La présente session s’ouvre à un moment où les défis en matière de développement, de sécurité et de paix pour la sous-région ouest-africaine, préoccupent au plus haut point. Cela doit nous interpeller sur le fait que le développement tant souhaité et tant désiré, ne viendra finalement que de nous-mêmes, par nous-mêmes et pour nous-mêmes. Ce constat signifie également qu’aucune politique aussi bien pensée et bien conçue techniquement soit-elle, ne nous sortira du sous-développement tant qu’elle n’est pas bâtie sur les aspirations du peuple et mise en œuvre avec le peuple. Il nous rappelle enfin que c’est dans l’union et à travers une intégration véritable et intégrale de nos pays que nos Etats se frayeront le chemin de l’émergence. L’émergence ne se fera pas sans un marché intérieur commun dynamique, fort et équitable ; l’émergence ne se fera pas non plus sans des réformes courageuses, audacieuses et portées par une gouvernance de rupture. Au total l’émergence ne deviendra une réalité qu’avec le ferme engagement et la farouche détermination de tous. Plus qu’une nécessité, c’est un impératif et une urgence pour nous pays d’un même espace, d’articuler et d’intégrer davantage nos politiques, nos outils et approches pour apporter des réponses adéquates harmonieuses et durables aux aspirations convergentes de nos peuples. A ce titre, l’Union Economique et Monétaire Ouest-africain et la CEDEAO restent des opportunités encore insuffisamment valorisées. Parlant de la CEDEAO, il faut se rappeler qu’il s’agit d’un espace de plus 300 millions de consommateurs, soit 30% de la population africaine. La CEDEAO à elle seule, c’est ¼ de la production du continent africain, un PIB de plus de 900 milliards de dollars (soit le 18° rang mondial). En tant que parlementaires, nous devrons davantage renforcer nos actions dans l’accompagnement de la communauté vers la réalisation de sa vision 2020. Dans cette perspective il devient urgent de faire en sorte que notre parlement commun (le parlement de la CEDEAO), cesse d’être un simple organe de suivi pour jouer pleinement son rôle d’institution législative communautaire. Il en est de même pour toutes les institutions communautaires. Celles-ci doivent davantage s’affirmer pour offrir une meilleure plateforme de convergence et d’harmonisation des politiques et des actions.

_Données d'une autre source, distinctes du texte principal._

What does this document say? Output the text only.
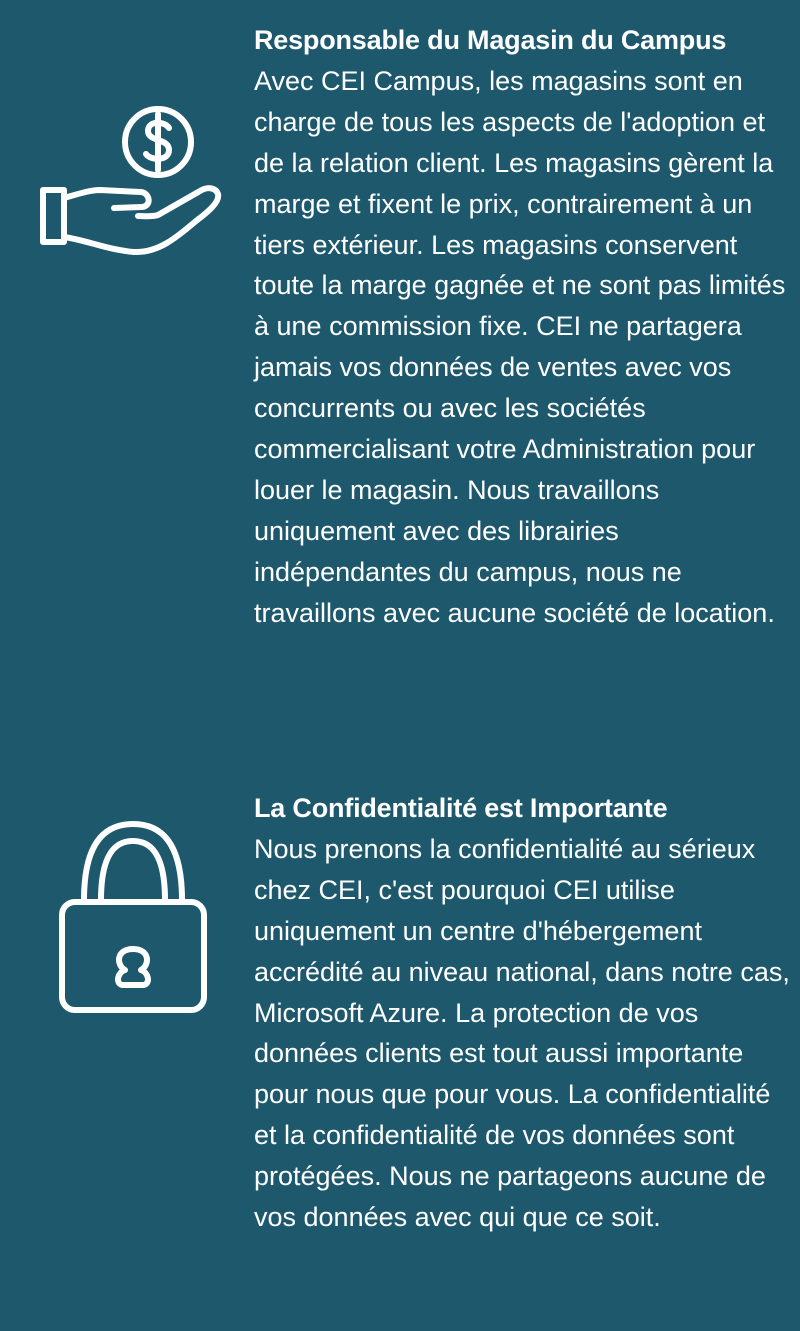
Responsable du Magasin du Campus

Avec CEI Campus, les magasins sont en charge de tous les aspects de l'adoption et de la relation client. Les magasins gèrent la marge et fixent le prix, contrairement à un tiers extérieur. Les magasins conservent toute la marge gagnée et ne sont pas limités à une commission fixe. CEI ne partagera jamais vos données de ventes avec vos concurrents ou avec les sociétés commercialisant votre Administration pour louer le magasin. Nous travaillons uniquement avec des librairies indépendantes du campus, nous ne travaillons avec aucune société de location.

La Confidentialité est Importante

Nous prenons la confidentialité au sérieux chez CEI, c'est pourquoi CEI utilise uniquement un centre d'hébergement accrédité au niveau national, dans notre cas, Microsoft Azure. La protection de vos données clients est tout aussi importante pour nous que pour vous. La confidentialité et la confidentialité de vos données sont protégées. Nous ne partageons aucune de vos données avec qui que ce soit.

Monsieur le Président ;  Honorables députés ;  Mesdames et messieurs ; Permettez-moi de profiter de la présente tribune pour reconnaitre et saluer la maturité de l’ensemble de la classe politique béninoise qui, guidée par l’intérêt majeur du peuple, a toujours su dans la diversité et la pluralité des opinions, entretenir un environnement de paix, d’ouverture et de dialogue. Plus qu’un atout, cette attitude responsable et citoyenne est un fertilisant précieux indispensable à la croissance de l’arbre de la démocratie. C’est le lieu pour moi de rendre un hommage appuyé à vous-même Excellence monsieur le président de l’Assemblée nationale, ainsi qu’à tous les leaders politique béninois pour l’exemple que vous donnez quant à l’esprit qui doit prévaloir dans les débats et les rapports politiques, malgré les divergences d’opinions. C’est aussi le lieu pour moi de saluer avec déférence le peuple béninois qui a toujours su garder sa lucidité dans la préservation des valeurs qui font son unité face aux clivages superficiels et bien souvent temporaires. Nous sommes admiratifs du peuple béninois qui a de tout temps été une école pionnière de démocratie en Afrique.  Monsieur le Président ;  Honorables députés ;  Mesdames et messieurs ;

Avant de clôturer mon propos, je voudrais vous renouveler ma sincère gratitude Excellence Monsieur le Président et formuler mes vœux de plein succès aux délibérations de cette session. Je vous remercie.